The early political rhetoric surrounding Brexit has not persuaded most institutional investors to drop UK investments, according to a survey from State Street.
The firm surveyed 101 of its institutional clients in the immediate aftermath of the UK triggering Article 50 of the EU constitution, which confirmed its intention to leave the bloc.
One fifth (19%) of investors said they planned to reduce their UK holdings in the next six months, up from the 16% recorded at the start of the year. However, the majority – nearly two thirds (64%) – did not envisage changing their UK allocations.
Sentiment was marginally more positive quarter-on-quarter, State Street reported. More than a third (35%) of investors said they were positive about global economic growth on a three to five year view, up from 33% at the start of the year. Just 11% said they had a negative outlook, compared to 19% who were bearish on medium-term prospects in January.

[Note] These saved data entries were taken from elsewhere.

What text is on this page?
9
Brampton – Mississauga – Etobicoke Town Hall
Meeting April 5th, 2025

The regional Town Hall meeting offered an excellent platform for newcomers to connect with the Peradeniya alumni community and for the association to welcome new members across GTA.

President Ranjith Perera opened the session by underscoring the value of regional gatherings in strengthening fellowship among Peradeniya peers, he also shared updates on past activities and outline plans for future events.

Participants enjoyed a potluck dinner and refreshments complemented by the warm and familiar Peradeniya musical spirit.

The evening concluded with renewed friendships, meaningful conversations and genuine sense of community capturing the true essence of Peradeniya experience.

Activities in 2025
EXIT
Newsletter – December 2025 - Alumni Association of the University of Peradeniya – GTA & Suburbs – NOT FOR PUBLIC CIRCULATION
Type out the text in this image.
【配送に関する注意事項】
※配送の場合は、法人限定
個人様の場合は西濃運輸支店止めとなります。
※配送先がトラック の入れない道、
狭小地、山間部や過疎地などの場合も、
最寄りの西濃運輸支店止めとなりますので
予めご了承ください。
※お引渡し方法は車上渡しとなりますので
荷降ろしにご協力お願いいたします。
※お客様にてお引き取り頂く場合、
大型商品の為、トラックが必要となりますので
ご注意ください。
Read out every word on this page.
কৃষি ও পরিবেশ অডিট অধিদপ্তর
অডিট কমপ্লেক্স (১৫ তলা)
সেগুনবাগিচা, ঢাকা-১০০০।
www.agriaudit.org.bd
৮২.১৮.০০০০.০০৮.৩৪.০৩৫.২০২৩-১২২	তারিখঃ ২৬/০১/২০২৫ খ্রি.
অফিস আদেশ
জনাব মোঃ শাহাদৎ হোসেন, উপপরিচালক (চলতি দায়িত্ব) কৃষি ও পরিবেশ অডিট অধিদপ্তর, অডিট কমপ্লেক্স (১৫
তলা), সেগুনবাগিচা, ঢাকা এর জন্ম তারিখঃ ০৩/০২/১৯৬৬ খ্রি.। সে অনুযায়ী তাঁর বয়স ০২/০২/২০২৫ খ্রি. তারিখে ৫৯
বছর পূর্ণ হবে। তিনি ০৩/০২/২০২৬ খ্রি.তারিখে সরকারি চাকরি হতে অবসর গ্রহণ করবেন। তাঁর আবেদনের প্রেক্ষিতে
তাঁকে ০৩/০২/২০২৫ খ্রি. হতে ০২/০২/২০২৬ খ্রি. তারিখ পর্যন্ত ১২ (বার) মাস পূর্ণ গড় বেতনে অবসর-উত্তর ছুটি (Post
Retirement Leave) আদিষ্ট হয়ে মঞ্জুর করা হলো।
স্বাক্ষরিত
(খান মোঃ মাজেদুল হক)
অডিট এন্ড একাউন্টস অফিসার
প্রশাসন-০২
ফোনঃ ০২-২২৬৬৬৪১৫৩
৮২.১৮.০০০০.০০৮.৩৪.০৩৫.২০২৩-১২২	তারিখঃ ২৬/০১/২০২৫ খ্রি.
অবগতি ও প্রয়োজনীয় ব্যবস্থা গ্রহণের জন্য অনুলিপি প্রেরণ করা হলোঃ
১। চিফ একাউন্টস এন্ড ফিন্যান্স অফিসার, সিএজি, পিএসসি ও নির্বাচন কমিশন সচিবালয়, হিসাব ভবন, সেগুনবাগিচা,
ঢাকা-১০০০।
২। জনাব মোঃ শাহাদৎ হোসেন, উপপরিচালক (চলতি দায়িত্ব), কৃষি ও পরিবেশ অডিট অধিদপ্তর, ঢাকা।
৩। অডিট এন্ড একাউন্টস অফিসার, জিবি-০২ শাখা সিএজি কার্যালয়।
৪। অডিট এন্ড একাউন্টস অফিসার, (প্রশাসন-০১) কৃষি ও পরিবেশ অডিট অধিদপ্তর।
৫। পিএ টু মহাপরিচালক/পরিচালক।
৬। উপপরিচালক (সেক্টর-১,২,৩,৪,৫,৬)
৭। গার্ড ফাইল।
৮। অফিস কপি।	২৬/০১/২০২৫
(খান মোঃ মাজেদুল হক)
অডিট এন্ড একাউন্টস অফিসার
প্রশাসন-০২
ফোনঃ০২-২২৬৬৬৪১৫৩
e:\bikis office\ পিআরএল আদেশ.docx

With the UK general election on 8 June having delayed the start of formal exit negotiations with the EU, there is little certainty about the impact of regulatory changes on the financial sector.
However, some businesses are already envisaging operational changes. Almost a third (31%) of the investors surveyed said it was either “moderately likely” or “very likely” that they would reduce their operational or organisational presence in the UK.
“The beginning of Brexit would appear to have done little to dent the confidence of long-term investors in the UK,” Metcalfe said. “The question now is whether that will last as actual Brexit takes shape during the negotiation process.”